The etiological complexity of psychiatric disorders arises from the dynamic interplay between genetic and environmental vulnerabilities. Among the environmental components, early-life adversities are a major risk factor for developing a psychiatric condition. Yet, the interaction between adversities early in life and genetic vulnerability contributing to psychopathology is poorly understood. To fill this gap, we took advantage of the ideally controlled conditions of a pre-clinical approach. We raised a mouse model with genetic predisposition for multiple psychiatric disorders (autism spectrum, schizophrenia, bipolar disorder), the Cntnap2 (+/-) mouse, with limited bedding and nesting (LBN), a well-established paradigm to induce early-life stress in rodents.
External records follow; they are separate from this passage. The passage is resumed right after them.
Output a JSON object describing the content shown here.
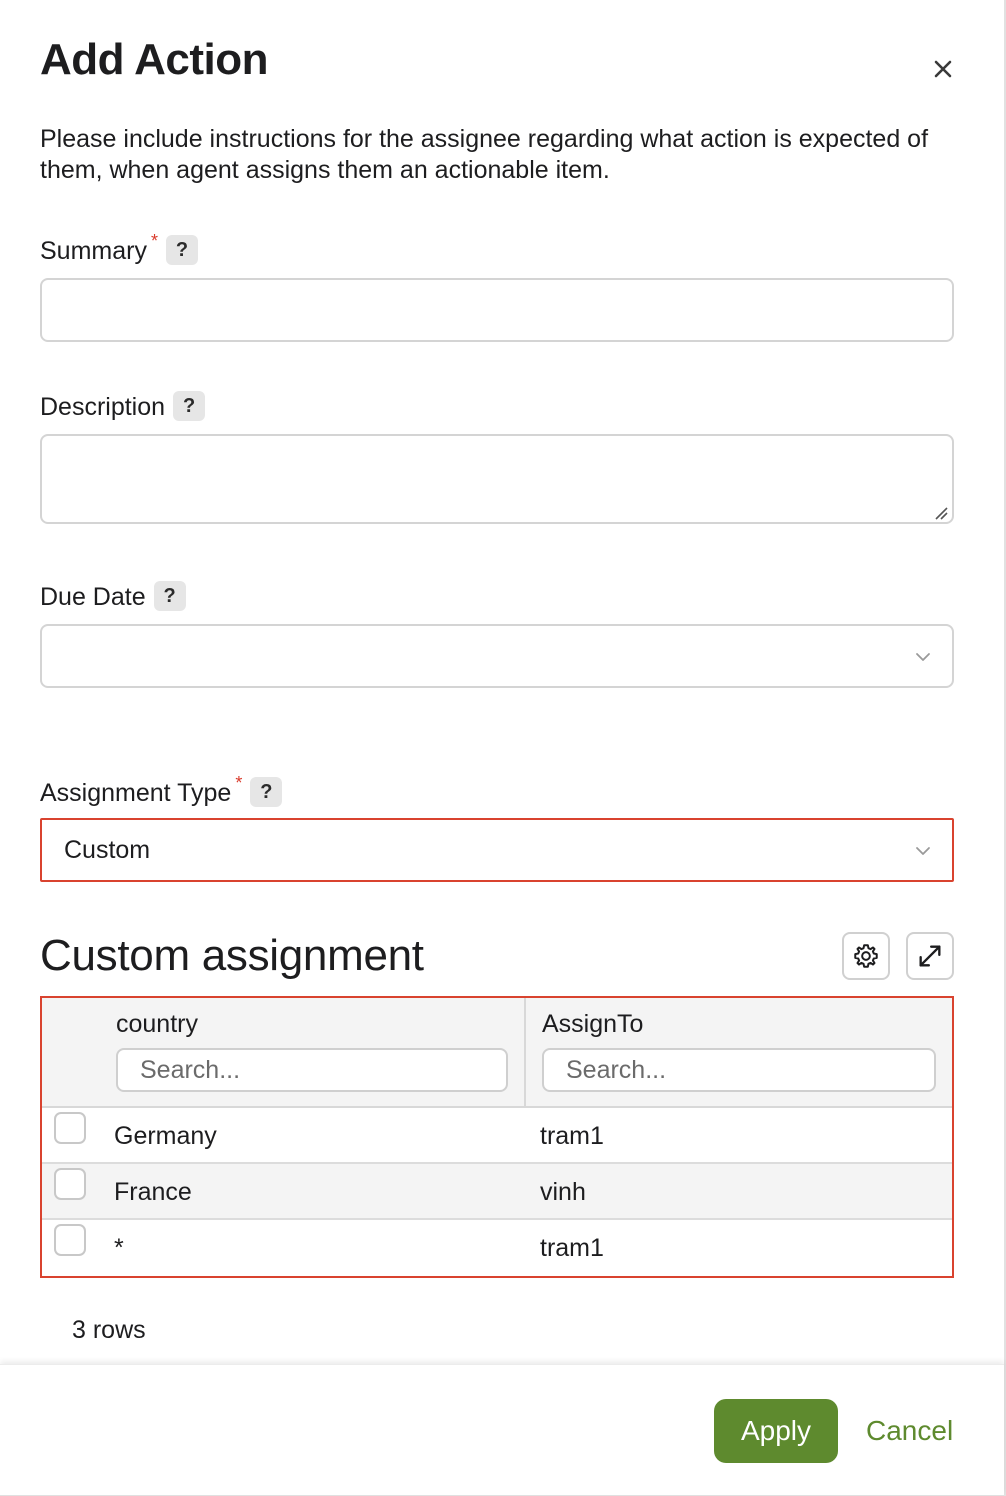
{
  "dialog": {
    "title": "Add Action",
    "intro": "Please include instructions for the assignee regarding what action is expected of them, when agent assigns them an actionable item."
  },
  "fields": {
    "summary": {
      "label": "Summary",
      "required_mark": "*",
      "help": "?",
      "value": ""
    },
    "description": {
      "label": "Description",
      "help": "?",
      "value": ""
    },
    "due_date": {
      "label": "Due Date",
      "help": "?",
      "value": ""
    },
    "assignment_type": {
      "label": "Assignment Type",
      "required_mark": "*",
      "help": "?",
      "value": "Custom"
    }
  },
  "custom_assignment": {
    "title": "Custom assignment",
    "columns": [
      {
        "title": "country",
        "search_placeholder": "Search..."
      },
      {
        "title": "AssignTo",
        "search_placeholder": "Search..."
      }
    ],
    "rows": [
      {
        "country": "Germany",
        "assign_to": "tram1"
      },
      {
        "country": "France",
        "assign_to": "vinh"
      },
      {
        "country": "*",
        "assign_to": "tram1"
      }
    ],
    "row_count": "3 rows"
  },
  "footer": {
    "apply_label": "Apply",
    "cancel_label": "Cancel"
  },
  "colors": {
    "accent": "#5e8a2e",
    "error_border": "#d9432f",
    "required": "#d93a2b"
  },
  "icons": [
    "close-icon",
    "chevron-down-icon",
    "gear-icon",
    "expand-icon",
    "resize-grip-icon"
  ]
}
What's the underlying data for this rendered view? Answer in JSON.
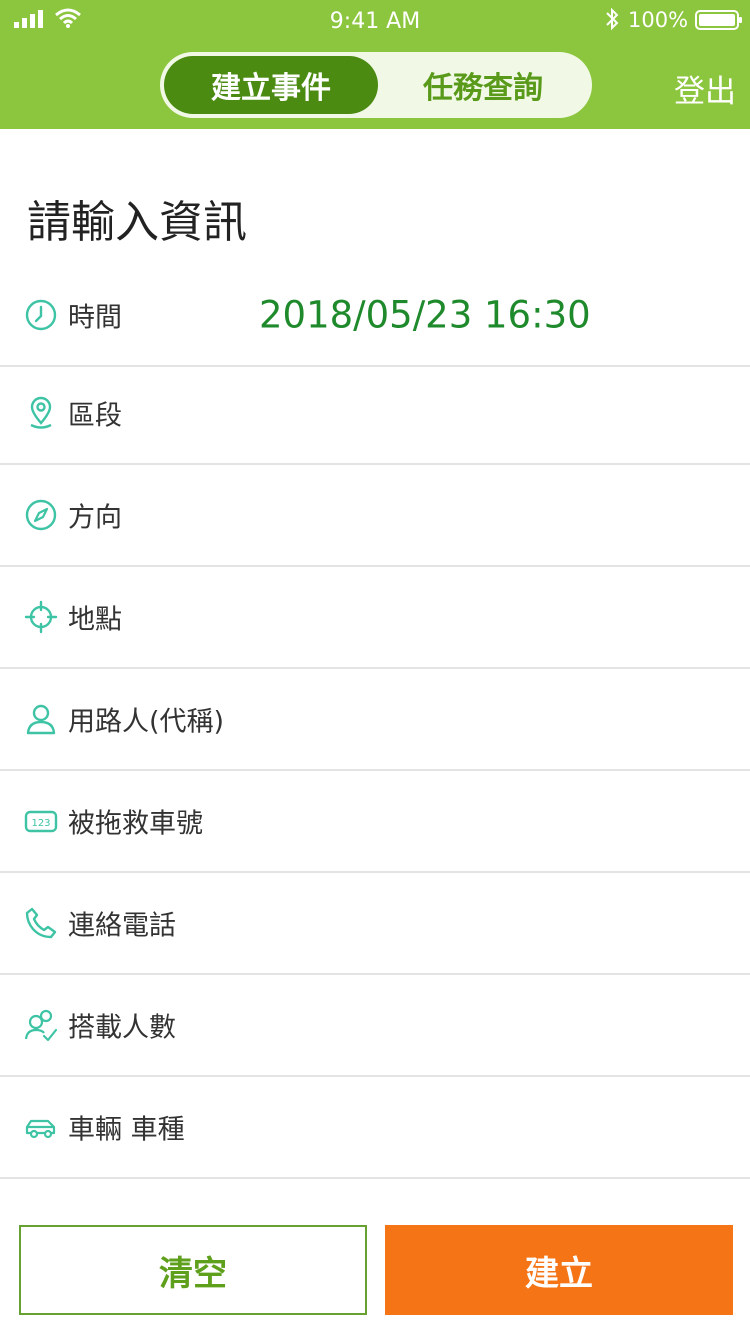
{
  "status_bar": {
    "time": "9:41 AM",
    "battery": "100%"
  },
  "header": {
    "tabs": [
      {
        "label": "建立事件",
        "active": true
      },
      {
        "label": "任務查詢",
        "active": false
      }
    ],
    "logout_label": "登出"
  },
  "form": {
    "title": "請輸入資訊",
    "fields": [
      {
        "label": "時間",
        "value": "2018/05/23 16:30",
        "icon": "clock-icon"
      },
      {
        "label": "區段",
        "value": "",
        "icon": "location-pin-icon"
      },
      {
        "label": "方向",
        "value": "",
        "icon": "compass-icon"
      },
      {
        "label": "地點",
        "value": "",
        "icon": "crosshair-icon"
      },
      {
        "label": "用路人(代稱)",
        "value": "",
        "icon": "person-icon"
      },
      {
        "label": "被拖救車號",
        "value": "",
        "icon": "license-plate-icon"
      },
      {
        "label": "連絡電話",
        "value": "",
        "icon": "phone-icon"
      },
      {
        "label": "搭載人數",
        "value": "",
        "icon": "passengers-icon"
      },
      {
        "label": "車輛 車種",
        "value": "",
        "icon": "car-icon"
      }
    ]
  },
  "actions": {
    "clear_label": "清空",
    "create_label": "建立"
  },
  "colors": {
    "header": "#8cc63e",
    "active_tab": "#4b8b11",
    "icon": "#3ec4a5",
    "value_text": "#1f8a2c",
    "create_button": "#f57416",
    "clear_border": "#66a132"
  }
}
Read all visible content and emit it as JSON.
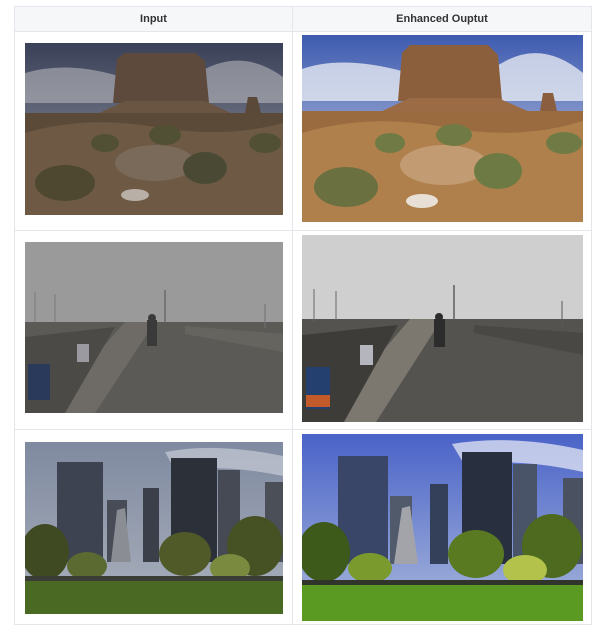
{
  "table": {
    "headers": [
      "Input",
      "Enhanced Ouptut"
    ]
  }
}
These mice were compared to LBN-raised Cntnap2 (+/+) littermates, as well as parallel groups of Cntnap2 (+/+) and Cntnap2 (+/-) raised in standard conditions. Using a battery for behavioral phenotyping we show that early-life adverse experience shapes non-overlapping phenotypic landscapes based on genetic predisposition. Specifically, LBN-raised Cntnap2 (+/-) mice displayed a perseverative risk-taking behavior in the elevated plus maze. Interestingly, this trait was highly predictive of their success in social interaction, suggesting that the intrusion of anxiety into the social behavioral domain may contribute to extreme gain- or loss-of function in sociability. Finally, we show that LBN promotes hypertrophy of post-synaptic densities in the basolateral nucleus of the amygdala (BLA), but only in Cntnap2 (+/-) raised in LBN this is associated with microglia abnormalities. We conclude that the interplay between early-life adversities and Cntnap2 haploinsufficiency alters emotion regulation in mice, putatively as a consequence of deficient synaptic scaling in the BLA.